The Senate Banking Committee is considering three separate bills that would establish national servicing standards.

Such rules could require servicers to establish a single point of contact with borrowers, prohibit servicers from proceeding with a foreclosure at the same time they are working with the homeowner on a loan modification, and seek to address conflicts of interest between loan servicers and the investors who own the loans.

Panel Democrats are hoping to combine the three bills into a single piece of legislation and pass it soon. If it clears the Senate, it is likely to face an uphill battle in the Republican-controlled House.
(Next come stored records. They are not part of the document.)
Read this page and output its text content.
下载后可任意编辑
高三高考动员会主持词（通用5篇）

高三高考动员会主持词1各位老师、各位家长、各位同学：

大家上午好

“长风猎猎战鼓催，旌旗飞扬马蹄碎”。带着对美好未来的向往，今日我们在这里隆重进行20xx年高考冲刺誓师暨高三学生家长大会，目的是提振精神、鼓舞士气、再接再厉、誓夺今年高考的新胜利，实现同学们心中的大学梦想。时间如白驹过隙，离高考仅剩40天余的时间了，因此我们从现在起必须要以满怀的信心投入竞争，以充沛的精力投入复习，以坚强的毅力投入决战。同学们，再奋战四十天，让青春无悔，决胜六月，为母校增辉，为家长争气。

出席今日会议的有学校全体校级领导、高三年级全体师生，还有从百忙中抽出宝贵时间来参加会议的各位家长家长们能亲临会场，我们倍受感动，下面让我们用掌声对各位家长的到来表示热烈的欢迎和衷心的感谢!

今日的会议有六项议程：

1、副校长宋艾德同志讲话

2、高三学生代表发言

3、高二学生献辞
Still, the legislative push is just one of several efforts to establish stricter rules of the road for servicers.

Fannie Mae and Freddie Mac have their own guidelines for servicers of the mortgages they own or guarantee. Federal regulators, including the Consumer Financial Protection Bureau, which opened its doors late last month, have also been collaborating on the establishment of national servicing standards.

Most of the concerns raised by critics of the mortgage servicing industry do not apply to small banks that originate mortgages and hold them in portfolio.

Hopkins, the South Dakota banker, noted Tuesday that his bank has an average delinquency rate of 1.7% — or about one-third of the national average — on a portfolio of about 5,000 loans.

He said that smaller servicers have better control over mortgage documents than their larger counterparts, and they also have a better understanding of individual circumstances, such as the loss of a job due to the closing of a local employer.